Click To Redirect

Pages

Art: Correlation, Causation and More

So, after much chagrin from me you have finally become data analysts, you have finally started looking into your data, and started trusting your data. And the day you decide to do all this, you notice something creepy. You start looking into all those movies that Nicholas Cage starred in and started seeing if that mean something. Lo and behold, you come out with following chart:


You, as final hope for people drowning in pool decide to intervene and ensure that Nicholas Cage quits Hollywood altogether, after all you have seen the correlation, more movies he will do, more people will drown in a pool.

Needless to say that this is bad analytics. We need to understand something, correlation doesn't mean causation. Just because two data points are tightly correlated, they might not have any effect on each other. There are a lot of times when you would come across such situation, and you have to decide on such spurious data, which would only mean one thing, that is wrong decisions, and may be dealing a death blow to your own career.

Whenever you are analyzing data within any kind of analytics tool that you are using right now, ask yourself, if this data is explaining my business problem? Who has reported this data? Who has audited this data? Can you ascertain the quality of this data?

We all know that data collection is always a huge issue, we all get it, so now let's get over it. Once done that, now take a long and hard look at your data, and see if it is having any significance, relation to your business problem?

Now let's think if there can be a bias in data reporting? Who is getting benefited from the data that is provided to you? can there be any alternative hypothesis or reason for the same?

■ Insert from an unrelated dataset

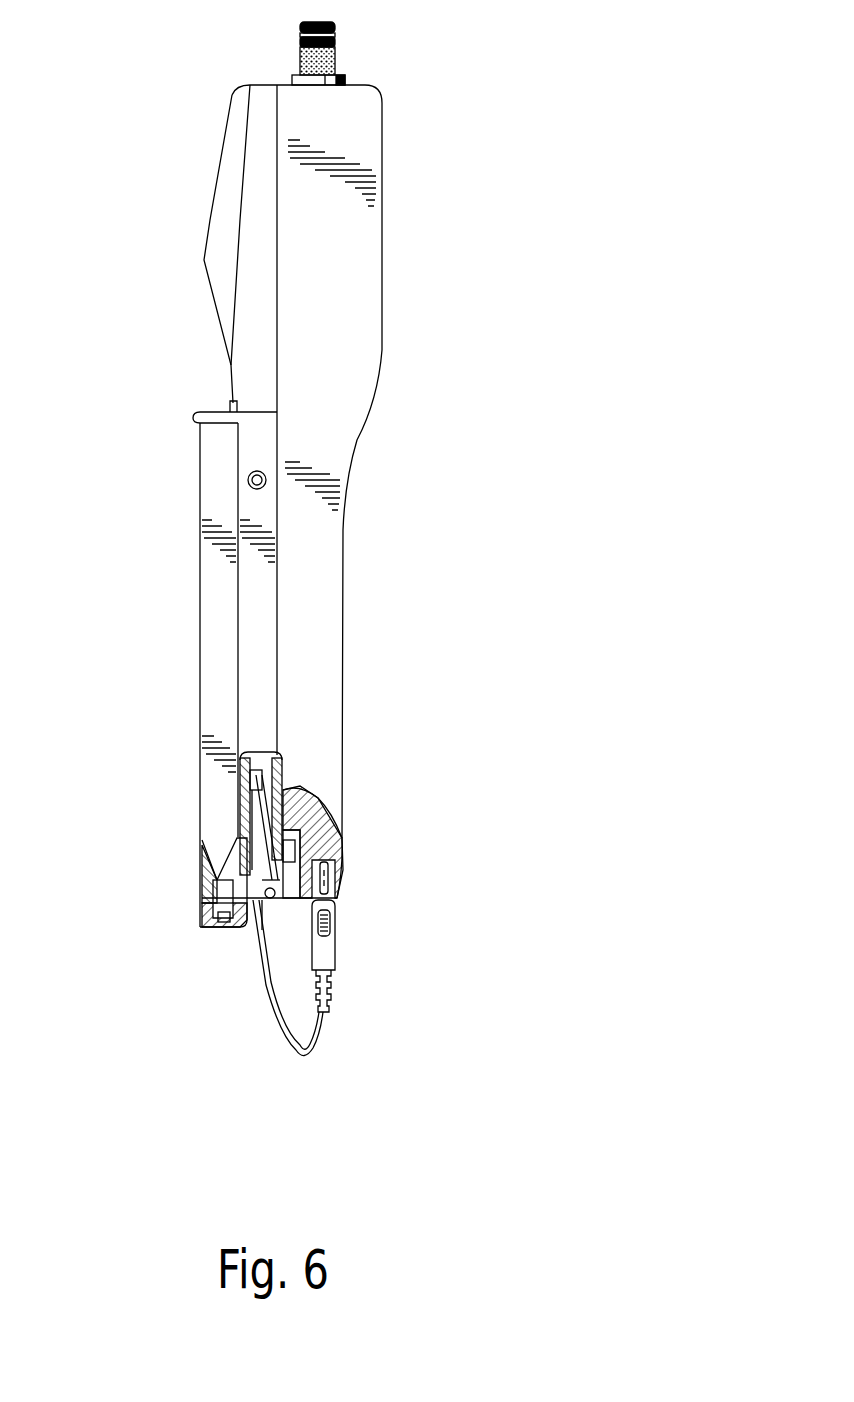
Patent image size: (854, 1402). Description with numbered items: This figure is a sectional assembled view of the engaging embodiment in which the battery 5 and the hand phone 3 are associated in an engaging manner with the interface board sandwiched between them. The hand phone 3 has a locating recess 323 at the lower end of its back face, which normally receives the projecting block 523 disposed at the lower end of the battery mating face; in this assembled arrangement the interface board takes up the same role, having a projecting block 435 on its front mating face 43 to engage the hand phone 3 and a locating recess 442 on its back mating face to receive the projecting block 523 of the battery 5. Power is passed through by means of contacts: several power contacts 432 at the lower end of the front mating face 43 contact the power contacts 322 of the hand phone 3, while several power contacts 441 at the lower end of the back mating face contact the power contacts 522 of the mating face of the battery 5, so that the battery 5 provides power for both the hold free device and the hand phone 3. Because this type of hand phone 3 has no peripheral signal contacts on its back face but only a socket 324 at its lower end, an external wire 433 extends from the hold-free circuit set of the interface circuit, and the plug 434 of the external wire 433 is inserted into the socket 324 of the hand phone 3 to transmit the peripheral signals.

Have reasonable skepticism over the data that is provided to you, and run your tests to ensure that everything is as good as it looks. Once you have done your tests, and you are reasonably satisfied with the data provided to you, now run your correlations and trust your data to deliver valuable insights to you.

Ensure that while you are taking decisions on the basis of the insights that you have derived form this data, you are also improving your data quality by improving data collection methods, by optimizing your ETL operations and storing your data in the form and place from where you can easily extract.

Things don't go 100% according to your plan, so of course, best of business decisions (at that time) look stupid in retrospect, but don't let poor data understanding be one of the reasons of your failure.